As soon as they began to hurry across the open ground towards the prison building, a chorus of different sounds erupted into life. For one crazy moment Sam thought they had set off some kind of alarm, then he realized the noise was coming from them , and was the combined ringtones of their cell phones.

‘What the fuck?’ said Logan, looking down at his pocket as if a scorpion had just crawled out of it.

Purna, however, already had her cell phone in her hand. ‘Yep?’ she snapped without breaking stride.

The others could hear nothing but the crackle of white noise and the hint of a tinny voice.

‘OK, thanks,’ Purna said before breaking the connection and slipping the phone back into her pocket.

‘White?’ guessed Sam.

Purna nodded.

‘What did he say?’ Xian Mei asked.

‘He said to move to our left and that the first door we come to should be entrance number 4. Once we’re there he’ll unlock it for us.’

Sam glanced up and around. ‘I don’t like the thought of being watched,’ he said. ‘It gives me the creeps.’

‘If it makes our task easier then personally I’m all for it,’ said Purna.

They moved quickly across to the building and followed the line of the wall until they came to an alcove that resembled a short, high-sided alleyway. At the end of the alleyway was a grey metal door with a black number 4 stencilled on it, mounted above which was a security camera in a protective cage. As soon as they came within sight of the camera, a series of hefty chunking sounds suggested that several heavy-duty locks were being disengaged. With barely a glance at the overhead camera, Purna moved to the door, shoved down the handle and pushed.

It groaned open slowly and heavily like the door of a bank vault. Beyond was a short featureless corridor, the floor made of some black vinyl-like substance, the bare stone walls painted an institutional cream.
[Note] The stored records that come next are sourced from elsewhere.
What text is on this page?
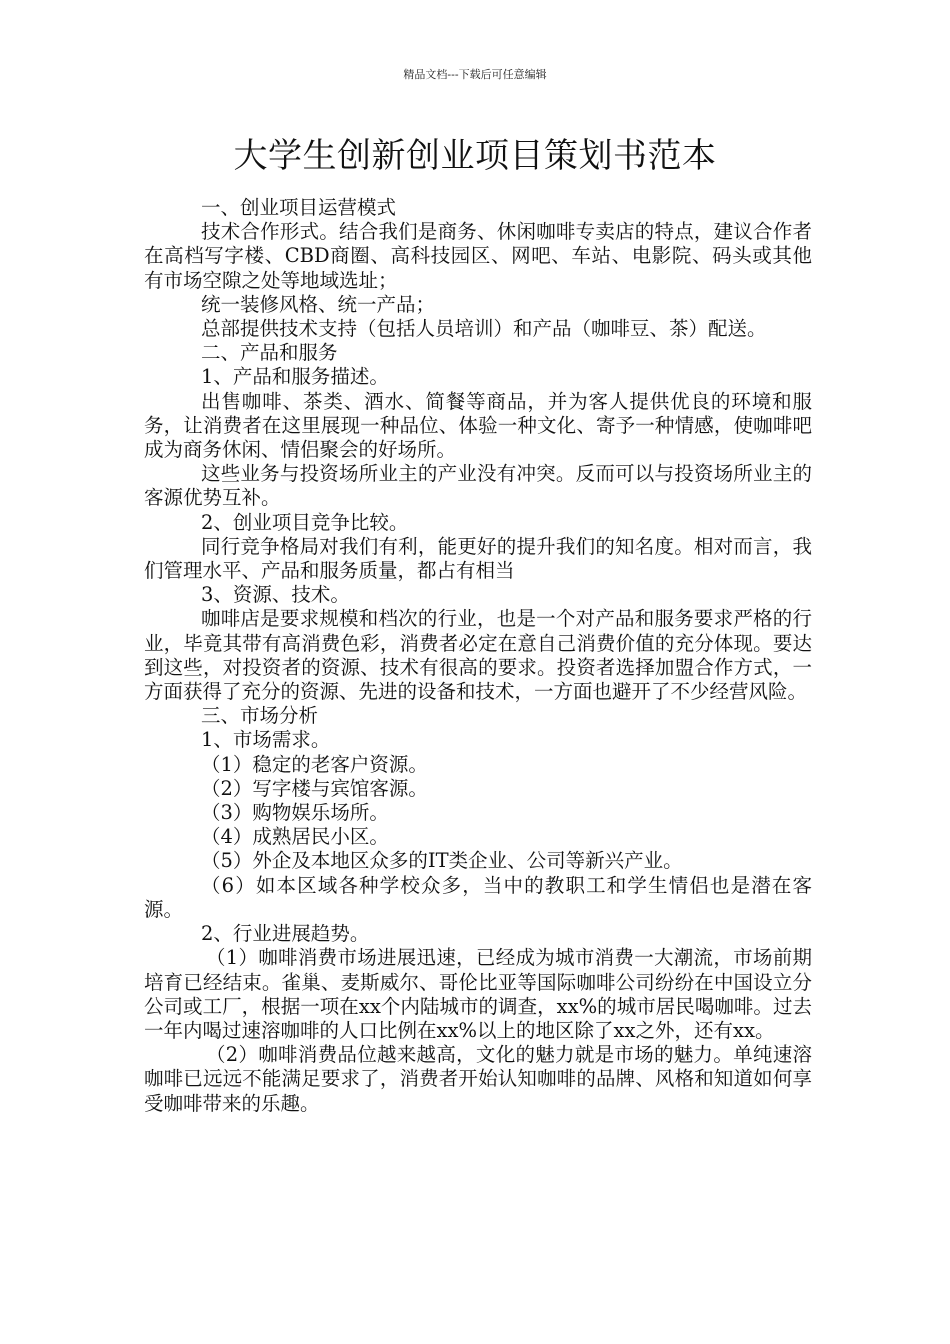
精品文档---下载后可任意编辑
大学生创新创业项目策划书范本

一、创业项目运营模式

技术合作形式。结合我们是商务、休闲咖啡专卖店的特点，建议合作者在高档写字楼、CBD商圈、高科技园区、网吧、车站、电影院、码头或其他有市场空隙之处等地域选址；

统一装修风格、统一产品；

总部提供技术支持（包括人员培训）和产品（咖啡豆、茶）配送。

二、产品和服务

1、产品和服务描述。

出售咖啡、茶类、酒水、简餐等商品，并为客人提供优良的环境和服务，让消费者在这里展现一种品位、体验一种文化、寄予一种情感，使咖啡吧成为商务休闲、情侣聚会的好场所。

这些业务与投资场所业主的产业没有冲突。反而可以与投资场所业主的客源优势互补。

2、创业项目竞争比较。

同行竞争格局对我们有利，能更好的提升我们的知名度。相对而言，我们管理水平、产品和服务质量，都占有相当

3、资源、技术。

咖啡店是要求规模和档次的行业，也是一个对产品和服务要求严格的行业，毕竟其带有高消费色彩，消费者必定在意自己消费价值的充分体现。要达到这些，对投资者的资源、技术有很高的要求。投资者选择加盟合作方式，一方面获得了充分的资源、先进的设备和技术，一方面也避开了不少经营风险。

三、市场分析

1、市场需求。

（1）稳定的老客户资源。

（2）写字楼与宾馆客源。

（3）购物娱乐场所。

（4）成熟居民小区。

（5）外企及本地区众多的IT类企业、公司等新兴产业。

（6）如本区域各种学校众多，当中的教职工和学生情侣也是潜在客源。

2、行业进展趋势。

（1）咖啡消费市场进展迅速，已经成为城市消费一大潮流，市场前期培育已经结束。雀巢、麦斯威尔、哥伦比亚等国际咖啡公司纷纷在中国设立分公司或工厂，根据一项在xx个内陆城市的调查，xx%的城市居民喝咖啡。过去一年内喝过速溶咖啡的人口比例在xx%以上的地区除了xx之外，还有xx。

（2）咖啡消费品位越来越高，文化的魅力就是市场的魅力。单纯速溶咖啡已远远不能满足要求了，消费者开始认知咖啡的品牌、风格和知道如何享受咖啡带来的乐趣。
At the end of this corridor was another metal door with another security camera mounted above it. Again there was a series of heavy chunking sounds.

‘Open sesame,’ murmured Sam.

‘Anyone else get the feeling this is almost too easy?’ asked Logan.

Purna shot him a stern look. ‘Don’t get complacent. White said the place was swarming with the infected.’

‘I’m suspicious, not complacent,’ said Logan.

‘The man’s only helping us because he’s desperate for the vaccine,’ said Xian Mei.

At the back of the group, Yerema called, ‘Shall we close the outside door or leave it open?’

Purna considered a moment, then said, ‘Leave it open. It makes us more vulnerable to attack, but on balance I’d rather have an escape route.’

Cautiously she opened the second door. Beyond was a large dining room, containing ugly, functional rows of tables and chairs that had been bolted to the floor. Along the left-hand wall was a line of stainless-steel serving units, which at meal times no doubt contained tin trays of gristly meat, overcooked vegetables and sloppy mashed potatoes — or whatever the Banoi prison equivalent was.